Published 17 January 2018 Category: Compass Tips

Email Etiquette

Responding to emails is a necessity in the business world, but taking the time to type out a thoughtful, polite reply to each one can eat up a good chunk of your day. Google has added a Smart Reply feature to Inbox by Gmail that allows emailers to choose quick, auto-generated responses suggested for them based on the email text.

While there is a time and a place for this, quick, casual responses to professional emails could do more harm than good. Automated responses can reduce connections between senders and receivers, and creating more generic rather than customised emails may lead to miscommunication.

Here’s some advice plus some major dos and don'ts, and when to use the CC and BCC options.

The Dos

Do: Use proper salutation
Opening an email with "hi" or "hey" might be OK for colleagues you're friendly with, but for new contacts, begin your email with a proper, respectful salutation, such as "good morning," "good afternoon," "good evening" or "hello”. “Good day” or “greetings” are other phrases used frequently in the international arena.

Do: Proofread
Before you hit send, make sure to carefully proofread and edit your email. You should look for misspellings, grammar and punctuation errors. Careless email mistakes will only make you look bad to your recipients.

Do: Stay concise
It's always best to keep your emails short and sweet. Emails are not meant to be as brief as text messages, Smith said, but they are meant to be a form of quick communication. If your email is too wordy, try editing it down to make it more concise.

Recipients will only read the first line or two before deciding whether to keep or delete [an email], so ensure that you are saying what you need to say sufficiently.

Do: Keep Calm
Never send any email while you are angry or emotional. Instead, try to calm down and then speak to the person you need to address face to face or over the phone if an in-person meeting is not possible. Doing so could help you avoid an unnecessary altercation.

The Don'ts

Don't: Use buzzwords
Acronyms and buzzwords can confuse recipients and make you look unprofessional. Stick to writing out full words and use layman's terms to get your point across, although exceptions can be made depending on whom you're emailing. For example, acronyms may be acceptable in the occasional internal email, but any email you send – especially to clients – should be written in language that's easy to understand.

Don't: Put anyone down
Emails can be shared quickly and easily, and there are consequences to disparaging others in lasting, digital communications. Avoid embarrassing yourself – or worse, losing your job – by making sure you don't badmouth any colleagues or business partners.

Don't: Punctuate poorly
When writing a professional email, keep the exclamation marks to a minimum. One exclamation mark is too many. Keep your punctuation professional, and unless you're friendly with the intended recipient, you should avoid using emoticons in emails, too.

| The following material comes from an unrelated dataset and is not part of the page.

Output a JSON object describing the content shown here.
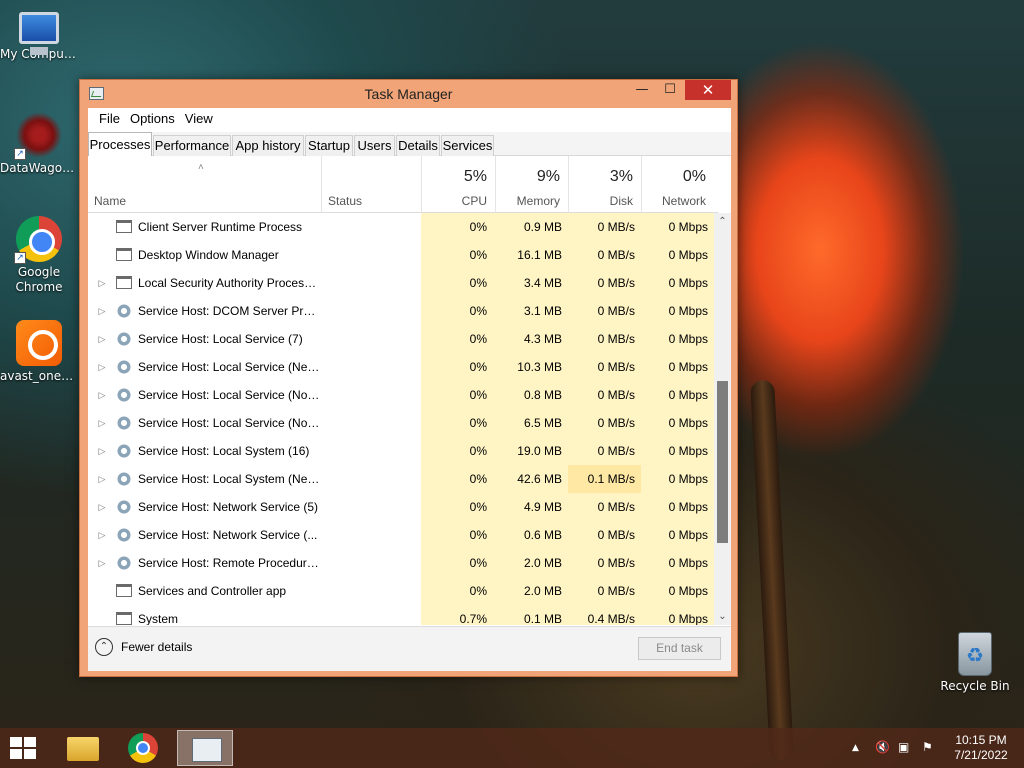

Don't: Forget the conversation closer
End your email with a closing such as "best," "best regards," "sincerely," "thank you," or another appropriate phrase. By letting the recipient know that a response isn't needed, the email cycle doesn't continue on in perpetuity.

Other closer options include "no reply necessary," "thank you again," "see you at the meeting" and "please let me know if I may be of further assistance."

How to CC and BCC properly
The carbon copy (CC) and blind carbon copy (BCC) tools are tricky. Sometimes they're useful, but if used improperly, they can be problematic. When using the CC feature, keep in mind that less is more. You also need to think about what it is that you're sending and how important it is to others. Truly consider who needs to be in the loop on this communication. Do they need this information, or is there something they can add to the conversation?"

The BCC feature allows you to add someone to an email conversation without others knowing, so it can be a little harder to determine when or if it's right to use it. But there are times when BCC-ing others is a good idea.

  • If you're planning something but not everyone in the conversation knows one another yet, using BCC keeps everyone's emails private until they're ready to share them with the group.

  • If you have been asked to complete a task, when you include the requester via BCC, it lets that person know that the task is in progress.

  • If you are corresponding with a client who is unsatisfied, BCC-ing your boss will ensure that he or she won't be caught by surprise, should the client call.

  • It's best to leave those who don't fall into the "need to know" category off an email and reduce the clutter in their inbox. And if you're not sure, the best approach to take is to ask the person you want to CC or BCC if they'd like to be included.

Like it or not, emails are a part of business. But as you get more and more inundated, you want to do everything you can to ensure that your emails get read. One way you can do this is to adopt some best practices for professional email etiquette. From a professional email greeting to professional email format, it can all make a big difference.